Abstract 702: Acceleration Of Telomere Erosion In Specific Subpopulations Of Peripheral Blood Leukocytes In Patients With Ischemic Cardiomyopathy
Telomere shortening has been identified as a negative prognostic marker for the development of coronary artery disease and was related to the severity of heart failure. However, all studies so far exclusively measured the mean telomere length (TL) of total peripheral blood leukocytes. In order to determine whether telomere shortening is caused by a global reduction of telomere length in all cells or specifically occurs in individual subsets, we determined the telomere length in purified subpopulations.

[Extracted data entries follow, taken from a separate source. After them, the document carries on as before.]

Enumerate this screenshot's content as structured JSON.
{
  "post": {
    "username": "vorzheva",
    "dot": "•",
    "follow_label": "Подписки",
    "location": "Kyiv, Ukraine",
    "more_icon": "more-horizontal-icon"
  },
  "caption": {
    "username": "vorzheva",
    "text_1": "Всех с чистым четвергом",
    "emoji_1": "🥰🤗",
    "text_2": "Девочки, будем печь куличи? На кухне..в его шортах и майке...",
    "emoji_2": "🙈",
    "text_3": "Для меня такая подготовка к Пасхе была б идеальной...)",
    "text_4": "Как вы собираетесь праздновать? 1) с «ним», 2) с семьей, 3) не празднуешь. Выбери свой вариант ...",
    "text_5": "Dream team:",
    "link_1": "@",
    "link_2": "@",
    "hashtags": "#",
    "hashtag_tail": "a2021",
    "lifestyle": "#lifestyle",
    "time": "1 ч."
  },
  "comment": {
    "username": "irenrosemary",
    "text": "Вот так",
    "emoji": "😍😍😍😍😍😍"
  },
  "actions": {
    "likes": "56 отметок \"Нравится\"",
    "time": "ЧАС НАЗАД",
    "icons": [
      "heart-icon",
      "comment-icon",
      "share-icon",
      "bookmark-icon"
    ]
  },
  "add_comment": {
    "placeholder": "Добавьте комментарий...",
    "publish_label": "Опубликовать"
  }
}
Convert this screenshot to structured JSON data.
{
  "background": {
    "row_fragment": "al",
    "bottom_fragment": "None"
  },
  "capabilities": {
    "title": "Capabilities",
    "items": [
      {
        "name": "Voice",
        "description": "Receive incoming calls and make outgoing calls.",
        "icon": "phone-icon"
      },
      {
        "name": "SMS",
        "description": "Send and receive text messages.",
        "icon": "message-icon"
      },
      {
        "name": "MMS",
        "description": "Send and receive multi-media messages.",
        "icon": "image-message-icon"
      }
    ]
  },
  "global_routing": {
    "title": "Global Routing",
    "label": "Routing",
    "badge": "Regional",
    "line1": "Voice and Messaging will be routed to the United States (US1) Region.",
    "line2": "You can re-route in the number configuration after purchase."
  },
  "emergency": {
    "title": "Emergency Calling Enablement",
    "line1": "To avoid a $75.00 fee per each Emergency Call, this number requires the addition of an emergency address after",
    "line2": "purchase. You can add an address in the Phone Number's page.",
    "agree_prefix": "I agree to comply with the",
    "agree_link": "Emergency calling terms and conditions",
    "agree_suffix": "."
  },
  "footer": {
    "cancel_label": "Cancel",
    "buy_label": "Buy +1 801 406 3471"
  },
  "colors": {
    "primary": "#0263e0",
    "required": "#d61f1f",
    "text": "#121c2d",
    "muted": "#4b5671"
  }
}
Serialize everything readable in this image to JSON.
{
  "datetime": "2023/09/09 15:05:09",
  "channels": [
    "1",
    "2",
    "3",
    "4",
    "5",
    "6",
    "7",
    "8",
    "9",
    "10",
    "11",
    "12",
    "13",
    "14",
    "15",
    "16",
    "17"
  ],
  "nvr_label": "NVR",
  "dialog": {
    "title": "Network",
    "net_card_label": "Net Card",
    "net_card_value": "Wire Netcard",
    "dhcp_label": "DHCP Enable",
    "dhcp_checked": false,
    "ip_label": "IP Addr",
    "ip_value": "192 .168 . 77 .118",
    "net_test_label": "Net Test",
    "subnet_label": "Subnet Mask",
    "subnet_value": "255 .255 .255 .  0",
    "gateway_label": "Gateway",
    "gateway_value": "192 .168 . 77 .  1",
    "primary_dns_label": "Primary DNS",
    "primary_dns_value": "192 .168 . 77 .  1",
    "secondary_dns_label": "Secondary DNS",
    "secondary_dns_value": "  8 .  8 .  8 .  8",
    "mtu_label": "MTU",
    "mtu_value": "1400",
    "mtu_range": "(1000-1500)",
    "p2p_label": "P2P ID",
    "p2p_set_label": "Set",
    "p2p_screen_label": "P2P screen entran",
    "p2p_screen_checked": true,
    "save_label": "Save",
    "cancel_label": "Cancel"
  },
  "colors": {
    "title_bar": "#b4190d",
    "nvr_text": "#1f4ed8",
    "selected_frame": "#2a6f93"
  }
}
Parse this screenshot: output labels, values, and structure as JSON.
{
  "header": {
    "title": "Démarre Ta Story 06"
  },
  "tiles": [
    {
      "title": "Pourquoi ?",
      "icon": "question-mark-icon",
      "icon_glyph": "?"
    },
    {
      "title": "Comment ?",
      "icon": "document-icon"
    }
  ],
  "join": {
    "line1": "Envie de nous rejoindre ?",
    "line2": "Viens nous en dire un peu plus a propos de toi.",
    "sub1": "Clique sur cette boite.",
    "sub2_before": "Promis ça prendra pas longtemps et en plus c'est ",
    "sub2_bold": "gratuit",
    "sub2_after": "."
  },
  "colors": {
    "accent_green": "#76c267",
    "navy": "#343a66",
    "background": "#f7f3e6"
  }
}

Methods: We studied 6 male patients (pts) with ischemic cardiomyopathy (ICM) (age 66.2 ±3.59 y, EF 22%, NT-proBNP 10012±16032 pg/ml), 7 age-matched healthy controls (O: 66.4 ± 0.9 y, NT-proBNP 74 ± 46 pg/ml) and 14 young healthy controls (26 ± 1.5 y). Mean TL was measured in peripheral CD34+ progenitor cells, CD15+ granulocytes, CD14+ monocytes, CD19+ B cells and T cell subpopulations (CD4+ and CD8+) by multicolor Flow-FISH after immunomagnetic cell sorting. Purity (>95%) of sorted subpopulations was confirmed by surface marker staining.
Results: TL was significantly reduced in all subpopulations isolated from healthy old versus young individuals consistent with an age-related reduction in total TL in healthy controls. However, when comparing patients with ICM with aged-matched controls (ICM versus O), telomere length in CD8+ lymphocytes (4993 ± 804 bp vs. 6799 ± 1439 bp, p<0.01), and monocytes (6752 ± 496 bp vs. 7794 ± 909 bp, p<0.05) was significantly shorter in ICM pts. Moreover, telomere length of CD34+ stem cells was reduced by 790 bp in the ICM group (p=0.07). In contrast, CD4+ lymphocytes, granulocytes and B cells isolated from ICM pts showed no significant difference in TL compared to age-matched healthy controls.
Conclusions: Our results for the first time identify specific cell populations affected by age-independent telomere erosion in patients with ICM. The accelerated telomere erosion in ICM patients particularly in CD8+ lymphocytes may contribute to immunosenescence, while the reduction of telomere length in CD34+ stem cells may harbour important implications for cell-based therapies.